In celebration of the 50th anniversary of the classic TV series, The Twilight Zone, several guests popped in to chat with George about the lasting impact of the show and its creator, Rod Serling. Author Marc Zicree, who appeared for the entire first half of the program, credited the series and Serling for providing him with a model for working in the entertainment industry. Zicree said the show survives to this day, even if one knows the trick endings, because the writing was truthful.
Anne Serling, daughter of Rod, said Twilight Zone continues to be an enduringly popular phenomenon because her father focused on the human condition. Ann talked about her new memoir, Growing Up With The Man Behind The Twilight Zone, and reminisced about watching her first episode of show, "Nightmare At 20000 Feet," which starred William Shatner as a very nervous flyer with a special window seat.
George had a chance to sit down with Shatner recently, and played part of that interview in the first half-hour of the program. The famous Star Trek actor talked about his early work on Twilight Zone, as well as announced his upcoming appearance at Big Apple Comic Con.
Also appearing in the first hour, Emmy Award-winning writer/producer Mark Olshaker, who briefly talked about his friendship with Serling, and television writer Earl Hamner Jr., who acknowledged Serling as the person who gave him his big writing break in Hollywood. Hamner went on to write several episodes of Twilight Zone, including "The Hunt" and "Jess-Belle," as well as work on the long-running CBS series The Waltons.
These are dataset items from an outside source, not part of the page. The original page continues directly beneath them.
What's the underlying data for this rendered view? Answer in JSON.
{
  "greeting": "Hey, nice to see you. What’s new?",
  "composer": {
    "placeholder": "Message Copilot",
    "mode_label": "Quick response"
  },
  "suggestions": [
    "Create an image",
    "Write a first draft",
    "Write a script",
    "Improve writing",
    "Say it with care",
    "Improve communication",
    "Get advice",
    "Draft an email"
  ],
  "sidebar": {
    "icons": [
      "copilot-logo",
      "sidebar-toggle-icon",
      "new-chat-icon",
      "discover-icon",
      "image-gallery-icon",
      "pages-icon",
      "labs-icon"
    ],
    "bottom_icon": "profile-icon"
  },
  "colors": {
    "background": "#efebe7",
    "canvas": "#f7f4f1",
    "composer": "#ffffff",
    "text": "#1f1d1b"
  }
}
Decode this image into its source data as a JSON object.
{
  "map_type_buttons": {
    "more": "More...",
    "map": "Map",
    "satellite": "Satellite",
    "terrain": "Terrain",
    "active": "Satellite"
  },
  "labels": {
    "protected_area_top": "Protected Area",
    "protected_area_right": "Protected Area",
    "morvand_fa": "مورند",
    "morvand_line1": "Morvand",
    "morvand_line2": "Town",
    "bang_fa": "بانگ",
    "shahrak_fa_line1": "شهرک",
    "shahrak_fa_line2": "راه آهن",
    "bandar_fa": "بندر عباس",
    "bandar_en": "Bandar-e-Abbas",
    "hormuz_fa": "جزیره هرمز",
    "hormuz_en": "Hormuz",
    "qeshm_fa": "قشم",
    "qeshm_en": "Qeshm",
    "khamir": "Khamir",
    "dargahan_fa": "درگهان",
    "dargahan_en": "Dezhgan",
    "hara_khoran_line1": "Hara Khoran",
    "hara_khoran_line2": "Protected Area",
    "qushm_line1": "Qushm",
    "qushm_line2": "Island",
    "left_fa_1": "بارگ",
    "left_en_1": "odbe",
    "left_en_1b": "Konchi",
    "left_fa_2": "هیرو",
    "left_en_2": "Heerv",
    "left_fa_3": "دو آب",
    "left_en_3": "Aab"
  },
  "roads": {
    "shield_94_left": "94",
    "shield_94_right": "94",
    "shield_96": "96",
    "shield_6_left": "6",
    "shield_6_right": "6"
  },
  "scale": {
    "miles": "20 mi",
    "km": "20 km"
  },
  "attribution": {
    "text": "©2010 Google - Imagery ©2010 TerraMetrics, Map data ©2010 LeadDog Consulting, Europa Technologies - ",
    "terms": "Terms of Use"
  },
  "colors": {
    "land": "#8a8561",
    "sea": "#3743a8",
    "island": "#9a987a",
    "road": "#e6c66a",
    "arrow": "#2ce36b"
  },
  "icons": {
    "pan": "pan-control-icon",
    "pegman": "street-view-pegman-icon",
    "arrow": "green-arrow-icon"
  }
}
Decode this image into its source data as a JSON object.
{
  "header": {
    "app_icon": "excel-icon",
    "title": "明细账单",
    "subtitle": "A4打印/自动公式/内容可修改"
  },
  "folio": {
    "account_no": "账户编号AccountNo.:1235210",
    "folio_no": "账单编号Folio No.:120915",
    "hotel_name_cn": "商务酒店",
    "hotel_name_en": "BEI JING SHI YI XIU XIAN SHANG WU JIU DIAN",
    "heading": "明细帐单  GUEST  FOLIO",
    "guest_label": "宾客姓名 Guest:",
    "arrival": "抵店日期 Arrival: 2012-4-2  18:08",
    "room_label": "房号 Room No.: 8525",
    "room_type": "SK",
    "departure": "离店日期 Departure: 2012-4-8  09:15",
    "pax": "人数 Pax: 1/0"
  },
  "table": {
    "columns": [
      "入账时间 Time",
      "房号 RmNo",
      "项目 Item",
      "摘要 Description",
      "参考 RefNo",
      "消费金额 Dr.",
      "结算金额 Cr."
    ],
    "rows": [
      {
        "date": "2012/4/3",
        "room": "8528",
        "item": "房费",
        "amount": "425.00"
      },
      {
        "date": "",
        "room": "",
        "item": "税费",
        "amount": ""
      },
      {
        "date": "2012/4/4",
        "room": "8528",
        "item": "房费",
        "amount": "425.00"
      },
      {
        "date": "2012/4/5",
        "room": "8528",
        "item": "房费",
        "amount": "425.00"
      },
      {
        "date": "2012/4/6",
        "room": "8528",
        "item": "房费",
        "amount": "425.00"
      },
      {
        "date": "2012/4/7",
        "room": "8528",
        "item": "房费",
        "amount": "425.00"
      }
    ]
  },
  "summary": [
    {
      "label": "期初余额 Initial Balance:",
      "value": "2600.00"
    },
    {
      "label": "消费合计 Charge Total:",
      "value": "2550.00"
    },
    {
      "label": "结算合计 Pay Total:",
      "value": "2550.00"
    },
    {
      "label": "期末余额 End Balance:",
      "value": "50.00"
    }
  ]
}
Actor/musician Bill Mumy, best known for his role as Will Robinson on Lost in Space, joined George and Zicree in the second hour to talk about his work on Twilight Zone. Mumy starred in three episodes of the original series, including "It's a Good Life", about an all-powerful boy with the ability to 'wish' people away (into the cornfield).
The remainder of the show featured Open Lines with a special line for bizarre stories.
The Twilight Zone premiered on CBS 50 years ago today. The first episode, "Where Is Everybody?", was written by series creator Rod Serling and starred Earl Holliman as a man who appears to be the only living inhabitant of an strangely deserted town.
That episode and many others, including classics "The Invaders", "To Serve Man", and "Time Enough At Last", with Burgess Meredith as a bookworm in search of more time to read, can be viewed in full at CBS.com.